Risultati eccezionali per vibrazioni di autentica sincerità, che tuttavia non sorprendono se si ha avuto la fortuna di conoscerne l’autore. Mario prima di tutto era una creatura umile, anche timida, curiosa e dal cuore grandissimo, un partigiano di libertà e verità  rimasto ragazzo dai giorni della Resistenza cui aveva partecipato giovanissimo o dalla bohéme squattrinata del Bar Jamaica di Brera, agli esordi di una vita da leggenda che lo ha portato in giro per il mondo, ma  che al danaro ha sempre dato pochissimo peso. E perciò Mario era un irresistibile seduttore, una calamita di umanità e un maestro di scatti inimitabili, perché tramiti visivi di incontri reali e non esiti di una anodina progettazione estetica.

Il gruppo del Nouveau Roman (Parigi, 1959). Foto di Mario Dondero
Il gruppo del Nouveau Roman (Parigi, 1959). Foto di Mario Dondero

Bastò seguirlo sulla piazza di Casarsa, quando ci mise piede nel 2010 in occasione della mostra delle sue foto pasoliniane organizzata a Casa Colussi. Dopo un po’ era come se ci avesse abitato da sempre, al centro com’era di un crocchio di persone sorridenti, ammaliate e pronte a cantare con lui Les feuilles mortes o, volendo, Bandiera rossa, bis a richiesta del suo repertorio di abile chansonnier.
Di aneddoti simili sono piene le testimonianze degli amici che lo hanno frequentato con gioia. Tra i tanti ne rispolvero uno anch’io dal serbatoio dei miei ricordi. Una volta, sempre a Casarsa, gli propongo di accompagnarlo in auto alla stazione di Mestre, dove doveva “assolutamente” prendere nel pomeriggio un treno che lo portasse a Milano, in tempo utile per una partita di calcio in notturna.
Autostrada o strada normale? Normale, normale, ça va sans dire. E poi di  tempo ce n’è, anche per un pranzetto  in qualche trattoria ruspante fuori mano. Detto  fatto e si parte, ma lungo il tragitto, più che i chilometri, accumuliamo ore su ore di ritardo, allarmante per me e non per lui, serafico come non mai. Nella trattoria, a un certo punto, lo perdo di vista, ma, come niente fosse, lo riacciuffo in cucina, dove intrattiene amabilmente e fotografa i cuochi. Va a finire anche che, non so proprio come, ci ritroviamo proprio nell’odiata autostrada senza essere passati per il casello, ma all’uscita Mario sfodera una  affabulazione così suadente che convince l’addetto della nostra buona fede e strappa un pedaggio maggiorato di poco.
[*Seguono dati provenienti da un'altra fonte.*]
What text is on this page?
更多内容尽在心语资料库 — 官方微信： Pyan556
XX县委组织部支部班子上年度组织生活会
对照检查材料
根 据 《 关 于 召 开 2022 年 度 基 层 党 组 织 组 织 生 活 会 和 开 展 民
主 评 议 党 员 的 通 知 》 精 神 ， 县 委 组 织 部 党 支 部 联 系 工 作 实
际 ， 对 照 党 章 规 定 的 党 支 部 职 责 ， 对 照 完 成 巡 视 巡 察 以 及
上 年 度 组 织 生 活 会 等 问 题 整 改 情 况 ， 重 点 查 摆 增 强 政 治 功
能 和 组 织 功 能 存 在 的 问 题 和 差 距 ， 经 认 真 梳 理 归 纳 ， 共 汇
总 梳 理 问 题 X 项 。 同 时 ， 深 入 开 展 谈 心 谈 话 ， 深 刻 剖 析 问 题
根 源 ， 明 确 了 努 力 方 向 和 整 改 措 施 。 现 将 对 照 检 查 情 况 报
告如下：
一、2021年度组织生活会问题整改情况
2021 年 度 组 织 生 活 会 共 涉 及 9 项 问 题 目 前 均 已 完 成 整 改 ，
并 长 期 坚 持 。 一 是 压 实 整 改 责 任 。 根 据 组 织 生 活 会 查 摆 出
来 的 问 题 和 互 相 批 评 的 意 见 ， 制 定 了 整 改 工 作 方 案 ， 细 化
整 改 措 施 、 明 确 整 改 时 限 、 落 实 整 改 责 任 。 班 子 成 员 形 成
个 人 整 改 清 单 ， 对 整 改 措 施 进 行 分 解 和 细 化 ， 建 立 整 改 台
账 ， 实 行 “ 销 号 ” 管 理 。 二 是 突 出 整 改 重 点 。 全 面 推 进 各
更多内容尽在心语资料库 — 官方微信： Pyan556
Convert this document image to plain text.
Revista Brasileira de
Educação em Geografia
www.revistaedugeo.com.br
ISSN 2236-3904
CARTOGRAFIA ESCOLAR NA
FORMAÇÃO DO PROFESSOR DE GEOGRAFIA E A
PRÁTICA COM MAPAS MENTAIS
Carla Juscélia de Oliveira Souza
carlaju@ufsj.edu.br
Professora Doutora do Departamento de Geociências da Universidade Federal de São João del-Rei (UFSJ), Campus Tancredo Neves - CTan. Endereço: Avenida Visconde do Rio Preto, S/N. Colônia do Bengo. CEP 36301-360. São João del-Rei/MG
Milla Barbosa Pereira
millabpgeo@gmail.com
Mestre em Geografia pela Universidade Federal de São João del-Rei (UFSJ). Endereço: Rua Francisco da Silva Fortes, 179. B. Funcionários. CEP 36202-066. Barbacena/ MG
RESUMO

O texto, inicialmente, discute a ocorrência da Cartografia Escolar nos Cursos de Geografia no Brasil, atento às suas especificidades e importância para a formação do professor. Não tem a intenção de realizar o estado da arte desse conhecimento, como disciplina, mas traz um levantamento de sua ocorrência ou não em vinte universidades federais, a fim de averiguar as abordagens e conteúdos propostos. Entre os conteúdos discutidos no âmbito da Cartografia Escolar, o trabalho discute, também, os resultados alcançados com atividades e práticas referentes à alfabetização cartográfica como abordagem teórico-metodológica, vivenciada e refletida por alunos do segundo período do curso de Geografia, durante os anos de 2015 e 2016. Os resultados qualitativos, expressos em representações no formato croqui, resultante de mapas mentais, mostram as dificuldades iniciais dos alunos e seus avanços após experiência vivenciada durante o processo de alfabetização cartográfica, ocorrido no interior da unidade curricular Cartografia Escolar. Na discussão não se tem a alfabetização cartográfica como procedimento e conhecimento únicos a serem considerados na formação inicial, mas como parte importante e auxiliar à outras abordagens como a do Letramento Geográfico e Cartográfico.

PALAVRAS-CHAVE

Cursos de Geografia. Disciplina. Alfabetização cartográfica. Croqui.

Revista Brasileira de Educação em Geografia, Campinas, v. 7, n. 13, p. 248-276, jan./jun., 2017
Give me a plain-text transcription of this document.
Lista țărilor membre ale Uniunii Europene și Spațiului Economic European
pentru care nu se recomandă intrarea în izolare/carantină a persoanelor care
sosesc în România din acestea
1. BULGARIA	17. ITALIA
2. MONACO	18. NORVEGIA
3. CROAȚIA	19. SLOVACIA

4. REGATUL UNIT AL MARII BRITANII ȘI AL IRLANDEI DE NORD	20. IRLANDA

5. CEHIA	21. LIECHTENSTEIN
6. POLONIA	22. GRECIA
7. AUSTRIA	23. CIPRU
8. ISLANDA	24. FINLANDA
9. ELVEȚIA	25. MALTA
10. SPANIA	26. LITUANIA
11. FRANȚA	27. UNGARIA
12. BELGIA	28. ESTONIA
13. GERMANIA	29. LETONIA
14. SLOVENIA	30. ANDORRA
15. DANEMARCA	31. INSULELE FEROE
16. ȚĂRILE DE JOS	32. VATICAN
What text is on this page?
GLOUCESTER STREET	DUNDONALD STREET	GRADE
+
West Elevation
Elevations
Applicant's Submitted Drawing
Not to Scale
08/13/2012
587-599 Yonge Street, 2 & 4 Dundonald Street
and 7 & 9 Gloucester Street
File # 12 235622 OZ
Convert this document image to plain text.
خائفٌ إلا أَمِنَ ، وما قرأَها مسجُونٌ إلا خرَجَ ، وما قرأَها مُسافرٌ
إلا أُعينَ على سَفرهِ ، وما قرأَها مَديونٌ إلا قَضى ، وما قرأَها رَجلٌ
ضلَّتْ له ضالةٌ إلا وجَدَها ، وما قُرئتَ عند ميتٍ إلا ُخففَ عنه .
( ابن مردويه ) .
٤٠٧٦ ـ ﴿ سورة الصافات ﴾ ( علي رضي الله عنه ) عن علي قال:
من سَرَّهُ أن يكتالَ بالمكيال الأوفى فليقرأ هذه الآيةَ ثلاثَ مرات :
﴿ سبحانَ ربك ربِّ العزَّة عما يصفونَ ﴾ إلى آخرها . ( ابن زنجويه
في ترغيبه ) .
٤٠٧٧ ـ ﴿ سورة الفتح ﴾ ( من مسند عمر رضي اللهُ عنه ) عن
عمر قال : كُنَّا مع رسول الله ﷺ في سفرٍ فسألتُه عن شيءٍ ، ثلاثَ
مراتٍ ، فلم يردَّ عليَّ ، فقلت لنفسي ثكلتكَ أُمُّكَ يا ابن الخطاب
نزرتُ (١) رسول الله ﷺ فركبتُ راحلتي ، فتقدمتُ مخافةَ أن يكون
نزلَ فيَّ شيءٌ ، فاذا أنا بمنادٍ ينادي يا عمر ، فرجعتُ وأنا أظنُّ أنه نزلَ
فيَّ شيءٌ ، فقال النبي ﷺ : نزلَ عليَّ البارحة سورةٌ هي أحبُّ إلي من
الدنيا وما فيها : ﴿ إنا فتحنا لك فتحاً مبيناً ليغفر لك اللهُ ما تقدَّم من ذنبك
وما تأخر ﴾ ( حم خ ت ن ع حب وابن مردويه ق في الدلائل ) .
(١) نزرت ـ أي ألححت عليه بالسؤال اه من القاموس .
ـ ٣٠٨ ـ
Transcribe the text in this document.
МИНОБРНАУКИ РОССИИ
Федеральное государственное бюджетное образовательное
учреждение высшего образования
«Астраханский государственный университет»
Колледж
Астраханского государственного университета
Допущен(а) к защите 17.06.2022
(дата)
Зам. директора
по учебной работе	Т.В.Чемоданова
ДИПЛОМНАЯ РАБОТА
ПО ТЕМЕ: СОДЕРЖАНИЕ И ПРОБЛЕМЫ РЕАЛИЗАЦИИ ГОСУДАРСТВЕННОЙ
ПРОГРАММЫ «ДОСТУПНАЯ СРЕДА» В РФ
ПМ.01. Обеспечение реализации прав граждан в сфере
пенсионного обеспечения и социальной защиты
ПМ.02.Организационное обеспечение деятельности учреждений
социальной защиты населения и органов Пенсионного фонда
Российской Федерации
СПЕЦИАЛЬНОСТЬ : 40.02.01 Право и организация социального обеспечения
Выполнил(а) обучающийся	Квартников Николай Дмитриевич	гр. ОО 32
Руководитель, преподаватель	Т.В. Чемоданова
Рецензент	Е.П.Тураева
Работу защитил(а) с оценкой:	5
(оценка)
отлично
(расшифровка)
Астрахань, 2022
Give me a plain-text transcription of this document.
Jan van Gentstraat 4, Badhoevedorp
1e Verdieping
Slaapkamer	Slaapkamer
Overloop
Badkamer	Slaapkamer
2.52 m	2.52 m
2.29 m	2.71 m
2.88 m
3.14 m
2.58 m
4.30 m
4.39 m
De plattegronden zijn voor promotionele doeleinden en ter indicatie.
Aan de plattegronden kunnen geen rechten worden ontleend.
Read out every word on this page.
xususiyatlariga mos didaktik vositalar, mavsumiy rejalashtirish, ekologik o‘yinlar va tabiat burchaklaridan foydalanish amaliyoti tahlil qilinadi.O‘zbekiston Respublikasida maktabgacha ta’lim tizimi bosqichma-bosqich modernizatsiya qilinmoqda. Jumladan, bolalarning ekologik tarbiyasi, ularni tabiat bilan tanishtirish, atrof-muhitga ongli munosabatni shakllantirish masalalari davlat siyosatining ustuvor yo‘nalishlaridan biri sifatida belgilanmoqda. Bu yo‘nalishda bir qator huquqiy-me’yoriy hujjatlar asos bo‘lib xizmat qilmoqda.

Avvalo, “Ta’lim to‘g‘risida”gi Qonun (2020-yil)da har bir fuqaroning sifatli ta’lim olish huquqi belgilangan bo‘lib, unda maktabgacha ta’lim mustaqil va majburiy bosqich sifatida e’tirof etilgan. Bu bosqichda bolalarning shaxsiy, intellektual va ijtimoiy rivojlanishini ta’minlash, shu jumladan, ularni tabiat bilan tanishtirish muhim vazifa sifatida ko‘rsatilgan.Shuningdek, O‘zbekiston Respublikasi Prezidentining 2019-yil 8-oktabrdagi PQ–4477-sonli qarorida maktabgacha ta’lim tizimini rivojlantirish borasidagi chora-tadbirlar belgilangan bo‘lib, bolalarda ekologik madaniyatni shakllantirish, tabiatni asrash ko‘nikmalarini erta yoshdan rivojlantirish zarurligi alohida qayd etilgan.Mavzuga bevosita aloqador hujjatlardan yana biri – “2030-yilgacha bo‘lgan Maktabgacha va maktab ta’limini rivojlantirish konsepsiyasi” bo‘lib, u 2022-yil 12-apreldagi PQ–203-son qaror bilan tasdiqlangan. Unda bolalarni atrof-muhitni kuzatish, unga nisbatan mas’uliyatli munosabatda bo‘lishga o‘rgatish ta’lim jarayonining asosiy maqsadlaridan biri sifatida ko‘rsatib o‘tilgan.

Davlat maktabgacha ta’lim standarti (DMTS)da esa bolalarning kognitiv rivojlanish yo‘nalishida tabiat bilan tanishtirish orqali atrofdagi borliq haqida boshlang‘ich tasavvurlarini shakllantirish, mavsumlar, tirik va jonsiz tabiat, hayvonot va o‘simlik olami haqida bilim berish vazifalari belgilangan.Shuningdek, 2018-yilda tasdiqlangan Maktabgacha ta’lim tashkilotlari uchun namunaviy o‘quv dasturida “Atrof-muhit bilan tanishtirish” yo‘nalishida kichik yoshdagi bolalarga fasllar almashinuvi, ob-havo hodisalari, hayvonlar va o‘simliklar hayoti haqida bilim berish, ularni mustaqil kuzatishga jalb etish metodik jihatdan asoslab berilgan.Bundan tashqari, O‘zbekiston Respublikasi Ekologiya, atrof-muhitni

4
Morale: arriviamo a Mestre ben oltre le 20, invece delle 16 previste, e finalmente Mario si infila nel primo treno che trova. Causa non ultima del ritardo era stato anche un altro fatto. In un tratto di campagna lo sguardo di Mario è attirato da una infilata di viti. Mi fa fermare e mi invita a camminarci in mezzo, così come mi viene, giusto perché lui possa farmi qualche foto, in ricordo –dice- della nostra bella gita vagabonda. Scatta di qua, scatta di là, e intanto passa anche lì una buona ora.
Quelle foto non le ho mai viste, anche perché sospetto che il mio svagato fotografo avesse dimenticato di caricare il rullino. Pare gli succedesse spesso.
Non importa. Quelle foto invisibili, Mario amico carissimo, sono meravigliose, le più belle che mi siano state fatte. E che grazia aver fatto con te un piccolo pezzo di strada.